**As we’ve all heard, the U.S. slapped 25% tariffs on several fruit and vegetable imports from China, and then China reciprocated.

These latest tariffs, enacted at 12:01 a.m. China time on May 10th, are the Trump administration’s last-ditch effort to broker a trade deal with China.

But, according to thepacker.com, some growers, like the domestic garlic industry, welcomed the hike on Chinese garlic imports because it opens doors for their crop.

The list of Chinese goods hit with the new tariff includes: Cauliflower, carrots, garlic, onions, almonds, cashews, peaches, strawberries, raspberries, cranberries.
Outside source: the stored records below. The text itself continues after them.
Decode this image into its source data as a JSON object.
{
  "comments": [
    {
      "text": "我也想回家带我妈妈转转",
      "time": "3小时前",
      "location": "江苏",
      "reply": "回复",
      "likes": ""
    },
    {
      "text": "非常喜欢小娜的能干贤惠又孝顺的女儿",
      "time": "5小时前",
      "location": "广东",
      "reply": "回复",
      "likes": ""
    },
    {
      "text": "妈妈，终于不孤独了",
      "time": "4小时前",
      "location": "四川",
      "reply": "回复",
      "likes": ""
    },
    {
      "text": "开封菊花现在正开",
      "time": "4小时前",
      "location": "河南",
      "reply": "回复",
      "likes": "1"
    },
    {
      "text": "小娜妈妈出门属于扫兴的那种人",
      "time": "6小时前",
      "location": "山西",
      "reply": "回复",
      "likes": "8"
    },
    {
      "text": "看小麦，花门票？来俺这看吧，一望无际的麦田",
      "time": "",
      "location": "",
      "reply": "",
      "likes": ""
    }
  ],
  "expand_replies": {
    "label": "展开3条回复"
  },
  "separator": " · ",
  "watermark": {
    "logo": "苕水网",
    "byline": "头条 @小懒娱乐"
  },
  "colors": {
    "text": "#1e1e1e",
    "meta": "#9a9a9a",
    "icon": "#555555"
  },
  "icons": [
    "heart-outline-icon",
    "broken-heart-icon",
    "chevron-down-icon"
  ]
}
**The latest USDA World Ag Supply and Demand Estimate forecasts a continued bullish market for dairy producers.

Based on declining milk cow numbers and slow growth in production per cow, the WASDE report lowered its 2019 milk production forecast. The report also predicts higher dairy product exports in both fat and skim-based categories, while leaving imports unchanged to lower.

The WASDE report predicts an all-milk price for 2019 at $18.05.

**The Trump administration has indicated it’s planning a trade relief package in response to the U.S. trade dispute with China.

National Pork Producers Council president David Herring tells porkbusiness.com, “The trade retaliation, which analysts had forecast to be profitable, turned into a very unprofitable time for U.S. pork producers.

Herring says although there’s no substitute for resolving these disputes and getting back to normal trade, NPPC welcomes President Trump’s offer of assistance.